The pace of employment growth was steady, as the economy added 215,000 jobs in July, Friday’s Labor Department report said. Though not as robust as the gains recorded in May and June, the report came in within 10,000 jobs of what forecasters had predicted in an economy that employs nearly 150 million people.
The unemployment rate was unchanged at 5.3 percent. If the current pace of job growth can be maintained, economists expect the jobless rate to sink below the crucial 5 percent level by late 2015 or early 2016.
In the financial markets, stocks fell. It was the seventh straight day of declines for the Dow Jones industrial average. That’s the longest losing streak for the index since July 2011, when investors were worried that the U.S. would slip back into recession.
The Dow fell 46.37, or 0.27 percent, to 17,373.38. The Standard & Poor’s 500 index fell 5.99, or 0.29 percent, to 2,077.57. The Nasdaq composite fell 12.90, or 0.26 percent, to 5,043.54.
With the job market generally moving in the right direction, the Fed is likely to stick to its plans to raise short-term interest rates soon. Fed officials haven’t given a definitive signal, but they have indicated a rate increase is possible at the next Fed meeting in September or at their last meeting of the year in December.
While pockets of weakness remain — historically low levels of participation in the workforce and very sluggish wage gains for most workers — private economists said Friday that a September move by the central bank was a real possibility, especially if job creation in August turns out to be as good as or better than it was in July.
“Solid enough to keep the September hike alive,” said Ian Shepherdson of Pantheon Macroeconomics in a note to clients shortly after the release of the data.
Although the initial increase will be small, short-term interest rates have been near zero since late 2008. The Fed dropped rates to historically low levels during the depths of the financial crisis in a bid to stimulate growth and stave off panic.
The Fed controls short-term interest rates, rather than the longer-term benchmarks such as 10-year bond yields that help determine rates on mortgages, so ordinary Americans won’t feel much of an impact at first.
In fact, consumers could actually benefit from an increase in what’s known as the federal funds target rate as it filters through the financial markets and causes yields on checking accounts and money market deposits to rise, according to Scott Anderson, chief economist at Bank of the West in San Francisco.
But the slow reversal of years of easy credit by the central bank has markets on edge, with traders and investors having grown used to very cheap borrowing costs.
“It comes down to a shift in policy, and this will be a watershed event,” Anderson said. “Investors are looking beyond the first rate hike to where rates will be two, three or four years down the road.”
Despite the overall healthy tone of Friday’s report, areas of weakness remain.
▪ Wage growth has been sluggish.
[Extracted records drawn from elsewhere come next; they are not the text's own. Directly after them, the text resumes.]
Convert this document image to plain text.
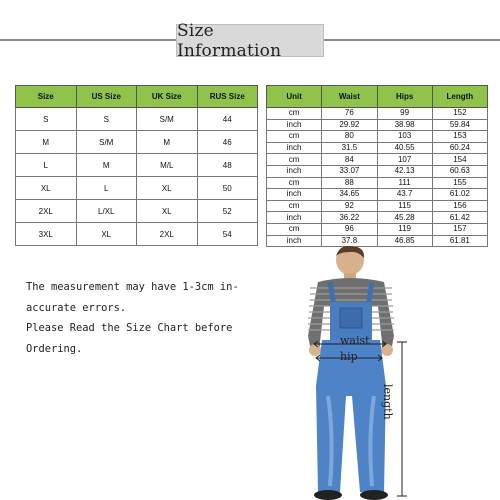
Size Information
Size	US Size	UK Size	RUS Size
S	S	S/M	44
M	S/M	M	46
L	M	M/L	48
XL	L	XL	50
2XL	L/XL	XL	52
3XL	XL	2XL	54
Unit	Waist	Hips	Length
cm	76	99	152
inch	29.92	38.98	59.84
cm	80	103	153
inch	31.5	40.55	60.24
cm	84	107	154
inch	33.07	42.13	60.63
cm	88	111	155
inch	34.65	43.7	61.02
cm	92	115	156
inch	36.22	45.28	61.42
cm	96	119	157
inch	37.8	46.85	61.81
The measurement may have 1-3cm in-
accurate errors.
Please Read the Size Chart before
Ordering.
waist
hip
length
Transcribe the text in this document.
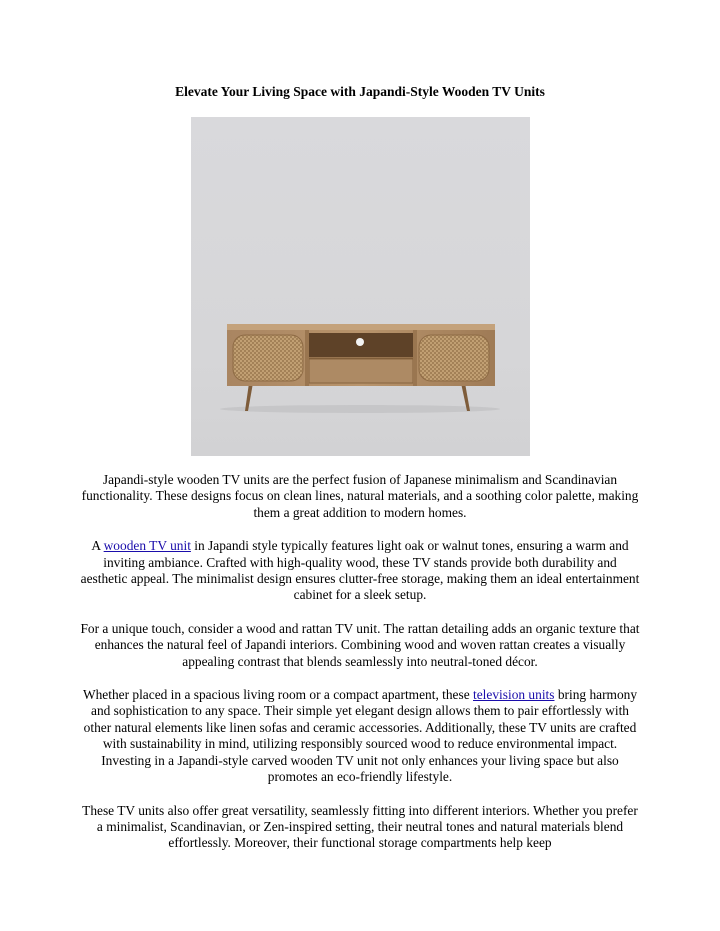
Elevate Your Living Space with Japandi-Style Wooden TV Units

Japandi-style wooden TV units are the perfect fusion of Japanese minimalism and Scandinavian functionality. These designs focus on clean lines, natural materials, and a soothing color palette, making them a great addition to modern homes.

A wooden TV unit in Japandi style typically features light oak or walnut tones, ensuring a warm and inviting ambiance. Crafted with high-quality wood, these TV stands provide both durability and aesthetic appeal. The minimalist design ensures clutter-free storage, making them an ideal entertainment cabinet for a sleek setup.

For a unique touch, consider a wood and rattan TV unit. The rattan detailing adds an organic texture that enhances the natural feel of Japandi interiors. Combining wood and woven rattan creates a visually appealing contrast that blends seamlessly into neutral-toned décor.

Whether placed in a spacious living room or a compact apartment, these television units bring harmony and sophistication to any space. Their simple yet elegant design allows them to pair effortlessly with other natural elements like linen sofas and ceramic accessories. Additionally, these TV units are crafted with sustainability in mind, utilizing responsibly sourced wood to reduce environmental impact. Investing in a Japandi-style carved wooden TV unit not only enhances your living space but also promotes an eco-friendly lifestyle.

These TV units also offer great versatility, seamlessly fitting into different interiors. Whether you prefer a minimalist, Scandinavian, or Zen-inspired setting, their neutral tones and natural materials blend effortlessly. Moreover, their functional storage compartments help keep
Average hourly earnings rose 0.2 percent in July, about what was expected and better than comparable figures in June, when wages were flat.
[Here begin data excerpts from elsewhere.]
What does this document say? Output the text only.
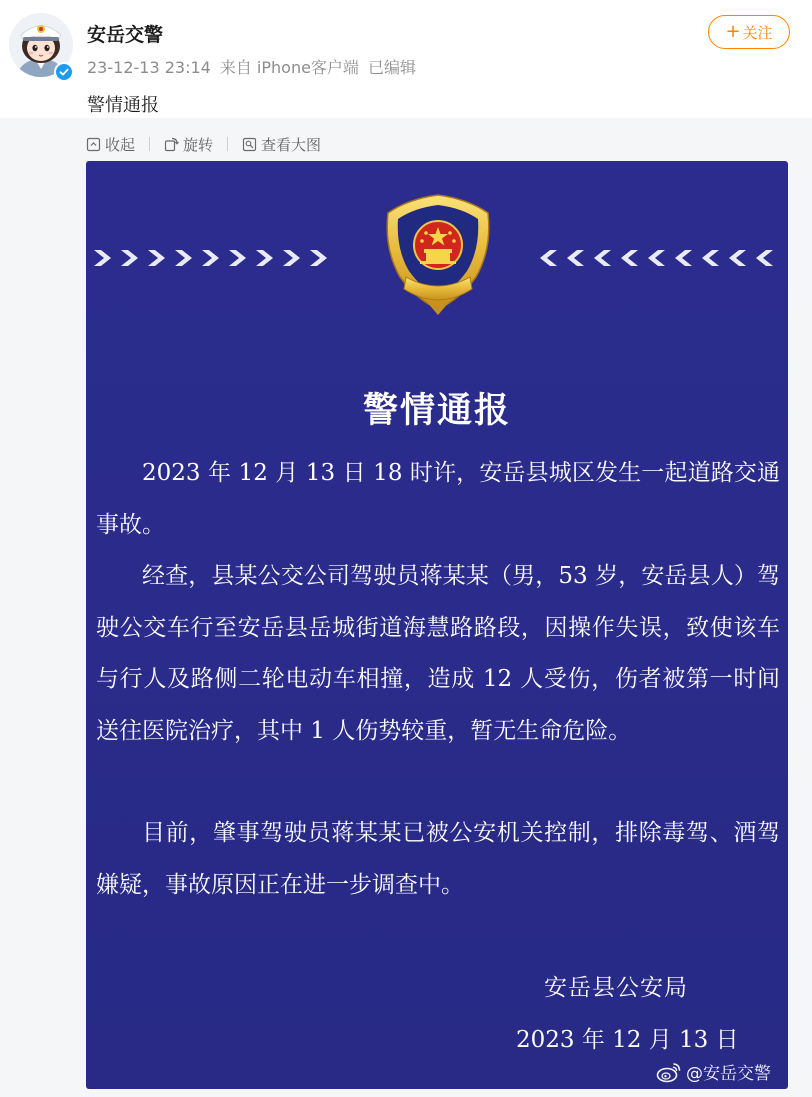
安岳交警
23-12-13 23:14 来自 iPhone客户端 已编辑
+ 关注
警情通报
收起	旋转	查看大图
警情通报

2023 年 12 月 13 日 18 时许，安岳县城区发生一起道路交通事故。

经查，县某公交公司驾驶员蒋某某（男，53 岁，安岳县人）驾驶公交车行至安岳县岳城街道海慧路路段，因操作失误，致使该车与行人及路侧二轮电动车相撞，造成 12 人受伤，伤者被第一时间送往医院治疗，其中 1 人伤势较重，暂无生命危险。

目前，肇事驾驶员蒋某某已被公安机关控制，排除毒驾、酒驾嫌疑，事故原因正在进一步调查中。

安岳县公安局
2023 年 12 月 13 日
@安岳交警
Over the last 12 months, wages have risen at an annual rate of 2.1 percent, not much more than the already low underlying rate of inflation. The situation helps explain why many workers remain frustrated with what has been a fitful recovery.
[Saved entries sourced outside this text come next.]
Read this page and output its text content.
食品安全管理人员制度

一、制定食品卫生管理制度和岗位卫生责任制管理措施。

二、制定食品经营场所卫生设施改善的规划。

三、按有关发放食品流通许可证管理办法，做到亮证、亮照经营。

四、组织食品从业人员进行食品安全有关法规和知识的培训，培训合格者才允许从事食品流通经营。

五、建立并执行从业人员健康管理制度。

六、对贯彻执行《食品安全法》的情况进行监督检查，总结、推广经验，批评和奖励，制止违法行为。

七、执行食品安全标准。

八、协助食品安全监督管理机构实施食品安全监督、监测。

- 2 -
▪ The proportion of Americans in the workforce also did not bounce back in July after declining in recent months. At 62.6 percent, it remains at levels not seen since the late 1970s.
The Labor Department’s broadest measure of unemployment, which includes people working in part-time positions because they can’t find full-time jobs, declined 0.1 percentage point to 10.4 percent.
The mining and logging sector lost 4,000 jobs, a sign of the pain in the oil patch as energy companies cut drilling and other exploration efforts. The public sector added 5,000 jobs, while private employers increased payrolls by 210,000.
The strongest areas for hiring included health care, retailing, and professional and business services. Manufacturers added 15,000 jobs in July, the biggest monthly increase for the sector since late 2014.
The Labor Department also revised upward the number of jobs added in May and June by a total of 14,000, bringing the average monthly gain over the past three months to 235,000.
The average workweek also grew slightly, another sign the economy is maintaining some momentum after a slow start to the year.